Binnington and the Blues set the stage for that with this deal, which counts $6 million against the salary cap annually through 2026-27. Just under two years since backstopping St. Louis to its first Stanley Cup title in franchise history, the 27-year-old goaltender and the team have the security and potential to try to win it all again.
“I’m grateful and I’m very proud,” Binnington said on a video call Thursday night. “We have a special team here, a great core, veteran group and young talent and all the above. I’m happy it worked out.”
Binnington came out of nowhere to take the Blues from last in the Western Conference in January 2019 to the playoffs with a 24-5-1 record. He then became the NHL’s first rookie goalie to win each of the Cup-winning team’s 16 playoff games.
An $8.8 million, two-year deal materialized in the aftermath of the championship parade when neither Binnington nor the Blues knew what would happen next. A strong next regular season solidified his spot between the pipes.
“The resume was getting clearer and clearer,” Blues general manager Doug Armstrong said. “Jordan obviously is a top goalie in the league. He’s got the pedigree of a champion.”

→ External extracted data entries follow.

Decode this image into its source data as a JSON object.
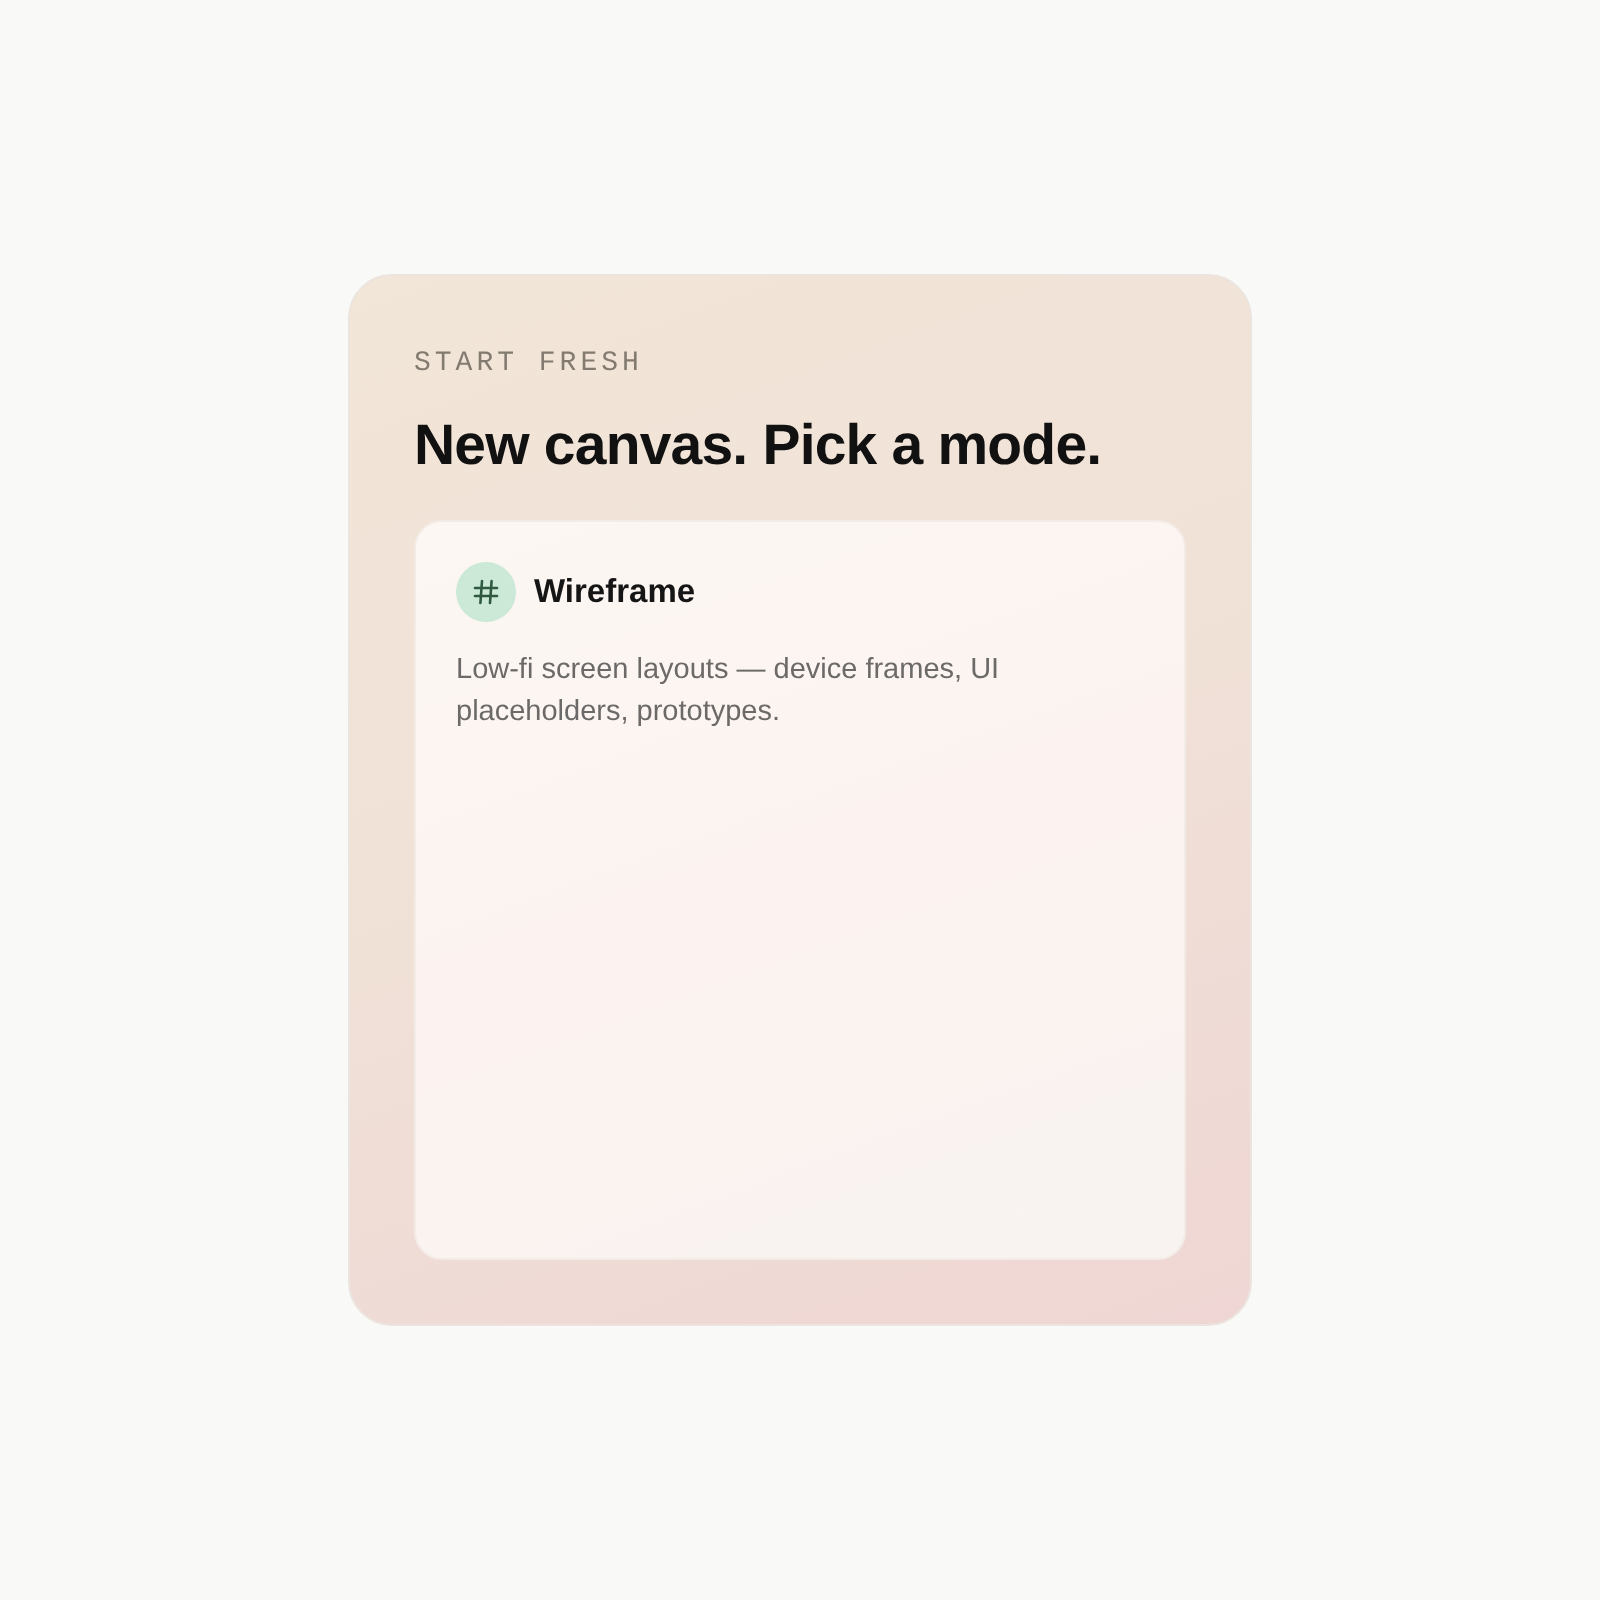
{
  "eyebrow": "START FRESH",
  "title": "New canvas. Pick a mode.",
  "modes": [
    {
      "title": "Wireframe",
      "description": "Low-fi screen layouts — device frames, UI placeholders, prototypes."
    }
  ]
}
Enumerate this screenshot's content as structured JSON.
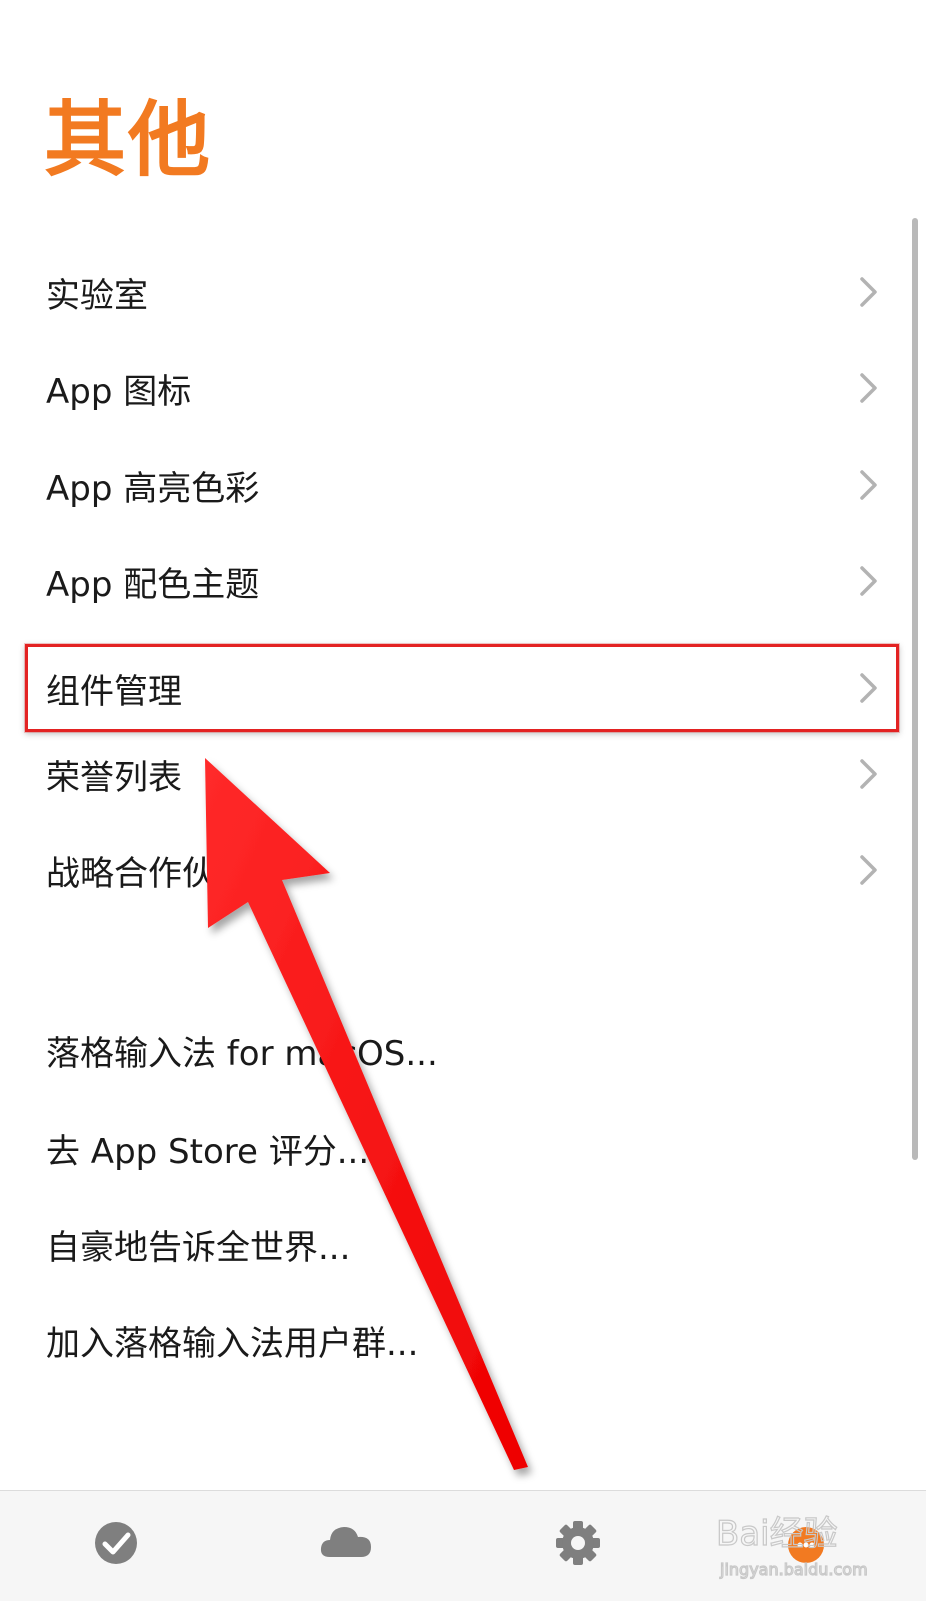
{
  "page": {
    "title": "其他"
  },
  "menu": {
    "items": [
      {
        "label": "实验室",
        "has_chevron": true
      },
      {
        "label": "App 图标",
        "has_chevron": true
      },
      {
        "label": "App 高亮色彩",
        "has_chevron": true
      },
      {
        "label": "App 配色主题",
        "has_chevron": true
      },
      {
        "label": "组件管理",
        "has_chevron": true,
        "highlighted": true
      },
      {
        "label": "荣誉列表",
        "has_chevron": true
      },
      {
        "label": "战略合作伙伴",
        "has_chevron": true
      }
    ],
    "actions": [
      {
        "label": "落格输入法 for macOS..."
      },
      {
        "label": "去 App Store 评分..."
      },
      {
        "label": "自豪地告诉全世界..."
      },
      {
        "label": "加入落格输入法用户群..."
      }
    ]
  },
  "tabbar": {
    "tabs": [
      {
        "icon": "checkmark-circle-icon"
      },
      {
        "icon": "cloud-icon"
      },
      {
        "icon": "gear-icon"
      },
      {
        "icon": "more-icon",
        "active": true
      }
    ]
  },
  "watermark": {
    "text": "Bai经验",
    "subtext": "jingyan.baidu.com"
  },
  "colors": {
    "accent": "#f27a21",
    "highlight_border": "#e32222",
    "arrow": "#ff0000",
    "tab_icon": "#7f7f7f"
  }
}
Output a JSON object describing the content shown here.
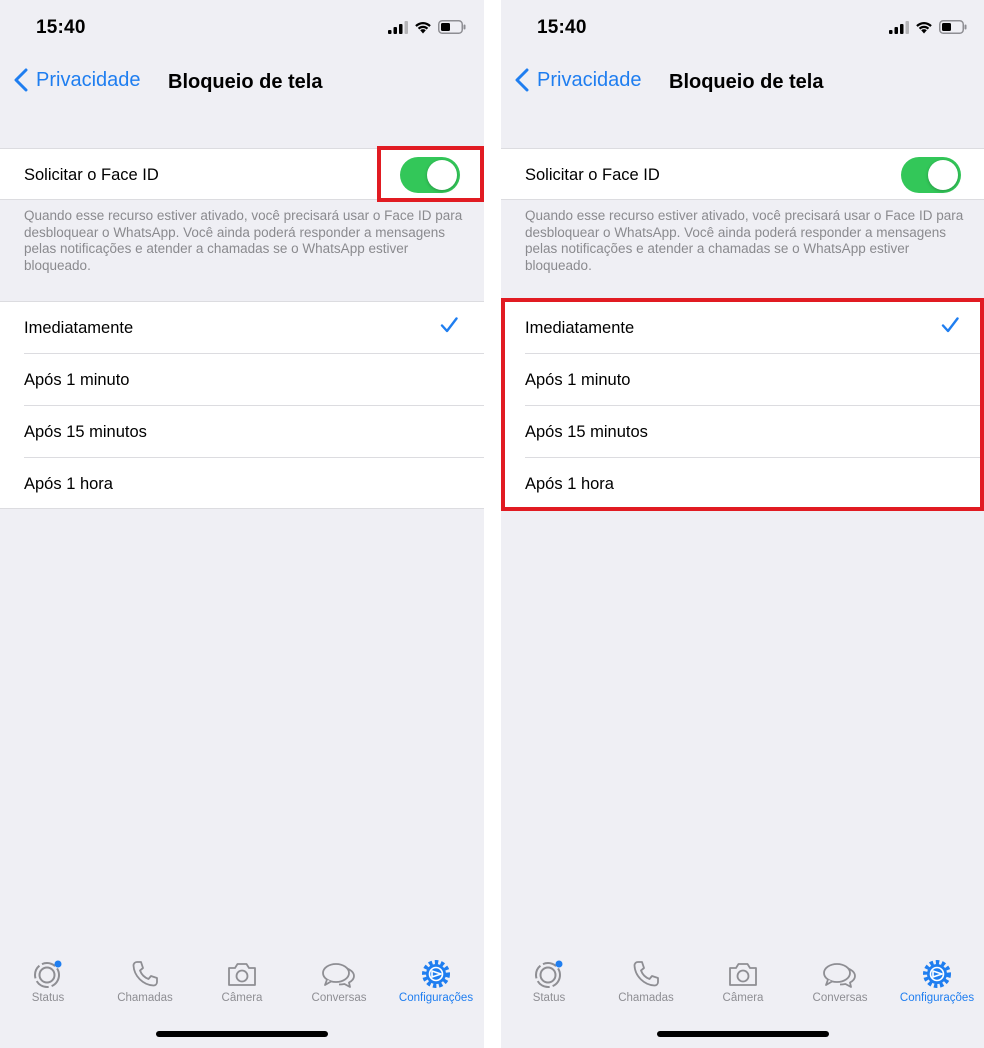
{
  "colors": {
    "accent": "#1f7ef0",
    "toggle_on": "#33c759",
    "highlight": "#e11b22",
    "background": "#efeff4"
  },
  "screens": [
    {
      "status": {
        "time": "15:40"
      },
      "nav": {
        "back_label": "Privacidade",
        "title": "Bloqueio de tela"
      },
      "face_id": {
        "label": "Solicitar o Face ID",
        "enabled": true
      },
      "note": "Quando esse recurso estiver ativado, você precisará usar o Face ID para desbloquear o WhatsApp. Você ainda poderá responder a mensagens pelas notificações e atender a chamadas se o WhatsApp estiver bloqueado.",
      "options": [
        {
          "label": "Imediatamente",
          "selected": true
        },
        {
          "label": "Após 1 minuto",
          "selected": false
        },
        {
          "label": "Após 15 minutos",
          "selected": false
        },
        {
          "label": "Após 1 hora",
          "selected": false
        }
      ],
      "highlight": "face-id-toggle",
      "tabs": [
        {
          "label": "Status",
          "icon": "status-icon",
          "active": false
        },
        {
          "label": "Chamadas",
          "icon": "phone-icon",
          "active": false
        },
        {
          "label": "Câmera",
          "icon": "camera-icon",
          "active": false
        },
        {
          "label": "Conversas",
          "icon": "chat-bubbles-icon",
          "active": false
        },
        {
          "label": "Configurações",
          "icon": "settings-gear-icon",
          "active": true
        }
      ]
    },
    {
      "status": {
        "time": "15:40"
      },
      "nav": {
        "back_label": "Privacidade",
        "title": "Bloqueio de tela"
      },
      "face_id": {
        "label": "Solicitar o Face ID",
        "enabled": true
      },
      "note": "Quando esse recurso estiver ativado, você precisará usar o Face ID para desbloquear o WhatsApp. Você ainda poderá responder a mensagens pelas notificações e atender a chamadas se o WhatsApp estiver bloqueado.",
      "options": [
        {
          "label": "Imediatamente",
          "selected": true
        },
        {
          "label": "Após 1 minuto",
          "selected": false
        },
        {
          "label": "Após 15 minutos",
          "selected": false
        },
        {
          "label": "Após 1 hora",
          "selected": false
        }
      ],
      "highlight": "lock-timing-options",
      "tabs": [
        {
          "label": "Status",
          "icon": "status-icon",
          "active": false
        },
        {
          "label": "Chamadas",
          "icon": "phone-icon",
          "active": false
        },
        {
          "label": "Câmera",
          "icon": "camera-icon",
          "active": false
        },
        {
          "label": "Conversas",
          "icon": "chat-bubbles-icon",
          "active": false
        },
        {
          "label": "Configurações",
          "icon": "settings-gear-icon",
          "active": true
        }
      ]
    }
  ]
}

Armstrong acknowledged the organization didn’t believe in Binnington as much as he did in himself until showing he could be a No. 1 goalie in the NHL. He’s 9-6-3 with a 2.69 goals-against average and .908 save percentage this season and continues to find new ways to get motivated.
“I like to set short-term goals that kind of in the end hopefully turn into big goals,” he said. “I want to make the city proud, I want to continue to make my family proud and just keep pushing myself to be the best athlete and person I can be. That’s what keeps you alive.”
Binnington got the identical contract Chicago signed Corey Crawford to with one Stanley Cup on his resume half a decade ago. Armstrong said Binnington wanted to keep his deal reasonable so St. Louis could continue to ice a competitive team around him.
“I’m not looking to kind of crush the bank,” Binnington said. “It’s not all about money to me. At the end of the day, I think what you look back on and you feel in your heart is the memories made and competing and being successful and going through tough times and getting out of them and being there for your teammates. We’ve got a good respected group here and I’m excited.”